Казалось, что снарядный осколок тогда, в шестнадцатом году, не только отнял у него ногу, но навсегда лишил ощущения основательности человеческого бытия. Я оплакивал отца, хотя было в этих слезах больше саможаления, жалобы на детдомовскую судьбу…
Буквы на посылке были прерывистыми, кривыми, не отцовскими. Я хорошо знал отцовский почерк! Крупные каракули, то тонкие, то не в меру жирные, – видно, часто и терпеливо мусолился огрызок чернильного карандаша – они уже этим вопили о беде, которая свалилась на меня. Я знал, что отец, похоронив мать, будет пить еще пуще прежнего, что он плохо кончит. Я ждал беды – и вот она пришла. Она приняла облик этой нищенской посылки в старом чувале с рыжими заплатами и карандашно-чернильным адресом…
Тетя Клава встала со стула, подошла ко мне, жавшемуся к дверному косяку, обняла и расплакалась. «Он умер?» – спросил я. Тетя Клава лишь крепче прижала меня к себе и закивала головой, слегка отвертываясь, чтоб не уронить слезу на мою сатиновую рубашечку. Юбка ее пахла духмяной ржицей, которой перекладывают вещи в сундуках – за неимением нафталина.

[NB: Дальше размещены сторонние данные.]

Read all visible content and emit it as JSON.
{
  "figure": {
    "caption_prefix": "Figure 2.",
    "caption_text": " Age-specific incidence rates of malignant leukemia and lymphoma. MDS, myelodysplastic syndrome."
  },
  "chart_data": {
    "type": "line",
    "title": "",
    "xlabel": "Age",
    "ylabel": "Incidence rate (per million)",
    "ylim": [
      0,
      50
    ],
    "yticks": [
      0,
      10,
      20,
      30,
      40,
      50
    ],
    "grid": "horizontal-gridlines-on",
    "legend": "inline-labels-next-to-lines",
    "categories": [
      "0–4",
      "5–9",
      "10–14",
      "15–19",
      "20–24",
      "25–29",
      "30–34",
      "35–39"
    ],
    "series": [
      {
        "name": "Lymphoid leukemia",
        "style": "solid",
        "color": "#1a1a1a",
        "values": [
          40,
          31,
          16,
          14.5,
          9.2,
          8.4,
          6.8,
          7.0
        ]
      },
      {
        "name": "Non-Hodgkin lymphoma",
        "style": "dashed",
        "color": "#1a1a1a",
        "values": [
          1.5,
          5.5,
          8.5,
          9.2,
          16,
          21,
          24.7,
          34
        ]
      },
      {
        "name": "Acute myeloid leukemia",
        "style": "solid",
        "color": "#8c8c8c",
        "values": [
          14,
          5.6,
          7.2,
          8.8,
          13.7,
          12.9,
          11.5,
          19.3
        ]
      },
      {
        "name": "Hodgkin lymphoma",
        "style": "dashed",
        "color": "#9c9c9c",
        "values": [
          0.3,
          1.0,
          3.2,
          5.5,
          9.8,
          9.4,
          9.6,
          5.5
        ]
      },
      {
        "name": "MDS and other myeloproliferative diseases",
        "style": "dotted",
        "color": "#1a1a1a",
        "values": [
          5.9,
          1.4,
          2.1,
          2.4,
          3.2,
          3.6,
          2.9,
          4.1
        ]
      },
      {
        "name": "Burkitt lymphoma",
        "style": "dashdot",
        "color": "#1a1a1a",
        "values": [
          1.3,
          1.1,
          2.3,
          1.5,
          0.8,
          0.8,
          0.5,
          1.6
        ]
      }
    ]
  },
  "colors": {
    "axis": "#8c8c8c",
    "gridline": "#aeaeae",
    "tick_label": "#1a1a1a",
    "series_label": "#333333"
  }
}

Леман почему-то тоже порывисто встал и вышел из кабинета. Видно, решил, что лучше нас оставить одних. Упредив посылку, оказывается, уже неделю ждало меня письмо – от квартирной хозяйки отца. Тетя Клава, вытирая слезы очень красивым, кружевным платочком, искоса поглядывала на меня. Я не плакал – тетя Клава это, видно, приписала моей мужественности. Она нервно сунула в обшлаг рукава блузки свой красивый платочек, расстегнула ридикюль, чем-то напоминавший мне корабль, разве что без парусов (она никогда не расставалась с этим ридикюлем-кораблем), и вынула письмо.